Véronique Ovaldé. Les hommes en général me plaisent beaucoup.

C'est émouvant, la vie des livres.

24.10.08

L'autre versant

A Nelson qui m'interroge (me complimente ?) sur les origines de ma si bonne mine, je dis les heures au soleil et dans les livres, qu'elles soient celles des parcs ou celles du balcon.
Et quand ses yeux très bleus se plissent dans son sourire, quand il me dit que j'ai la vie belle, je ne saurais le contredire.
Mais belle est la vie aussi quand je m'éveille au son de la pluie et que je sais que, s'il le faut, je cuisinerai le gâteau du soir avec ce qui reste dans mes placards, quand je sais qu'aucune raison ne m'oblige à aller dehors tremper le bas de mes pantalons.
Je vis sur mon lit comme sur une île dont la boisson nationale est chinoise et fumée (Lapsang Souchong, le goût du thé), je laisse agir les bourrasques qui donnent aux rideaux une existence soudaine et désordonnée et je me laisse éblouir par l'essai intelligent de Jean-Christophe Bailly sur la question animale, qui me rappelle à quel point je suis urbaine, à quel point je vis loin des animaux, y compris de ceux qui, avant, garnissaient mon assiette.
Et, au fur et à mesure de ma lecture, des images comme des flashs me reviennent.

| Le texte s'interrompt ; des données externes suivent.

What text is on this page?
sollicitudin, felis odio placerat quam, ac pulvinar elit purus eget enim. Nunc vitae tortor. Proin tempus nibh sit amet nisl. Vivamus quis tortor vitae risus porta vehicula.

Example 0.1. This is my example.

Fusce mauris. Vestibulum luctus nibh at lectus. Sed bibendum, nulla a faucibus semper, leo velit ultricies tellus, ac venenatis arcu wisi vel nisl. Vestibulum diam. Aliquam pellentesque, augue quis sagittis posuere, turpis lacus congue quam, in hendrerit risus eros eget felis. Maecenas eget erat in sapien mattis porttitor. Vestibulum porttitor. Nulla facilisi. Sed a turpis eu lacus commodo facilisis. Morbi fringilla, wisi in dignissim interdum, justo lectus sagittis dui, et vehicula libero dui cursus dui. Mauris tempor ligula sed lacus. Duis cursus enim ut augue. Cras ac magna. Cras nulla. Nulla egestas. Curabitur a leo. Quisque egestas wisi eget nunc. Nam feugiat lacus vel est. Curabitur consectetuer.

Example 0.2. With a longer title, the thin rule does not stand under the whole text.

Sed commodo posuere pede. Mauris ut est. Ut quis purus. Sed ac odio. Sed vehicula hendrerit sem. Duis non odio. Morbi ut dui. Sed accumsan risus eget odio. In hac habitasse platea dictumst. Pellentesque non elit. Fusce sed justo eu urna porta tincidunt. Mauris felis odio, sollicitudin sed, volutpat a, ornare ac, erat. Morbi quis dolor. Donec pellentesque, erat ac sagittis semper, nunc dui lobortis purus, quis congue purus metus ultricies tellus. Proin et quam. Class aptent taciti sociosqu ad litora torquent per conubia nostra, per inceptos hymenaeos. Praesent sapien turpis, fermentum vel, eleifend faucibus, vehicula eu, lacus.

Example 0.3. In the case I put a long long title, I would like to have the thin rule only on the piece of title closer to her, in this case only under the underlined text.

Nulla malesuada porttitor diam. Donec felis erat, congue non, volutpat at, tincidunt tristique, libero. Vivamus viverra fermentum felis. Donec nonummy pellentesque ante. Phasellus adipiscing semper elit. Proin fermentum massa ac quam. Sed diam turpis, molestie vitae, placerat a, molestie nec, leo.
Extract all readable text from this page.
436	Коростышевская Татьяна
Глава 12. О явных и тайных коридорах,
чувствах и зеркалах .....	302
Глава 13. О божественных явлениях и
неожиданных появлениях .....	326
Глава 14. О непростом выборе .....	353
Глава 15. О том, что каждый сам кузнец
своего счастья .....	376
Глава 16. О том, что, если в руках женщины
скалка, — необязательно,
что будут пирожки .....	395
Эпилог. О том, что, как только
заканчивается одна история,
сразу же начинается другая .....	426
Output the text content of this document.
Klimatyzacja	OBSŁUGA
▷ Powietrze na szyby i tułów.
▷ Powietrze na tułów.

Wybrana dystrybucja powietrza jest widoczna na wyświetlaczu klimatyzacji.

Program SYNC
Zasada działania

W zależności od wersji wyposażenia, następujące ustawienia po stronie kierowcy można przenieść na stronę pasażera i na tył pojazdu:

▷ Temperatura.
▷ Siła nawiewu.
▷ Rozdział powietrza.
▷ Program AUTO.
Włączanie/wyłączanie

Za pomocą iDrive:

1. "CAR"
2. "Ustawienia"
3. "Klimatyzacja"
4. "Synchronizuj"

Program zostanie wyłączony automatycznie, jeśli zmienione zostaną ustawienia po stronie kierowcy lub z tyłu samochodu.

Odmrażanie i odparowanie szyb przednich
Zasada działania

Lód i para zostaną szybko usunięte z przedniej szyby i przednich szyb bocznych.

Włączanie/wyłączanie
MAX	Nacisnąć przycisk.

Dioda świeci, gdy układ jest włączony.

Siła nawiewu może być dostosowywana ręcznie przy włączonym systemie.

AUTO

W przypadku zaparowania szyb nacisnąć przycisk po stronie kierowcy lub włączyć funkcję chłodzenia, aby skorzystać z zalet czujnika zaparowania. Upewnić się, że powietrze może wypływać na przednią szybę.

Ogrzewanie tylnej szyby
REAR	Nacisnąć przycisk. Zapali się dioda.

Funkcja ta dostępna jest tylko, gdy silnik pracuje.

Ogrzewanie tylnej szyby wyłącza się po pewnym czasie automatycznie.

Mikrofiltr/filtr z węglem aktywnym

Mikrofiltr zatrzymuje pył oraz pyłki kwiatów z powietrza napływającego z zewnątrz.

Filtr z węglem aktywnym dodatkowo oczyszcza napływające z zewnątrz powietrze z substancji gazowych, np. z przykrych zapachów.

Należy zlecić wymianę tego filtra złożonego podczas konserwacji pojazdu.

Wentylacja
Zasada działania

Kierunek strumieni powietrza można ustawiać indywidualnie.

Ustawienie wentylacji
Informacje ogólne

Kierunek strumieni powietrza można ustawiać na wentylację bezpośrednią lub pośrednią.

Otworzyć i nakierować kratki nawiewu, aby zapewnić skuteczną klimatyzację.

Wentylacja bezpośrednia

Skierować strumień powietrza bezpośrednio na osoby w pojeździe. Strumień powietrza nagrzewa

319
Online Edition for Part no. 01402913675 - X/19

Les champs belges dont, à pied, je longeais les haies peuplées d'oiseaux bruyants. Les hirondelles qui hachuraient les soirs de mon enfance. Les moutons, tranquilles, dans leur champ martiniquais, qui m'avaient enthousiasmée au point que je coure vers eux, les mains tendues en avant, m'électrocutant contre le fil qui les gardait. Le cochon écorché dans la cour de la fromagerie visitée. Le pelage des chats et cette question irrésolue : qu'est-ce que Médor percevait-il de moi quand je ne le touchais pas, quand je ne lui parlais pas mais que je le regardais en souriant ? Les cloches suspendues au cou des vaches suisses que le brouillard ne me permettait pas de voir, seulement d'entendre. Le serpent fugitif de Kamakura. Les heures passées au zoo de Lille, à me faire lécher les doigts par les jeunes lémuriens à qui je grattais le dos, à travers la grille. L'iguane aperçu en Guadeloupe, le renardeau égaré vu sur le bord de l'autoroute. La forêt bruissante traversée jusqu'au poste de guet, une nuit de brame des cerfs. L'après-midi entier passé en Normandie dans la lamentation des veaux. Les poissons dont le vol avait accompagné la traversée en mer et, une trentaine d'années plus tard, ces mêmes poissons, aux ailes dépliées, sur un stand du marché de Tsukiji. La nuit perturbée par le passage d'une taupe sous notre tente. Les aboiements des chiens chasseurs que je redoutais de croiser, seule dans la forêt. Le sanglier me dépassant sur le sentier sans même me regarder. Les chevreuils, les lapins détalant dans les bois solognots. Les yeux des ânes qui me rendent coupable -mais de quoi ? Le cri de l'oiseau nocturne qui, tout un été, a retardé mon sommeil en m'évoquant les images inquiétantes (une balançoire désertée qui continue à se balancer en grinçant, un portail qui bat au vent...) des films d'horreur que, pourtant, je n'ai jamais vus.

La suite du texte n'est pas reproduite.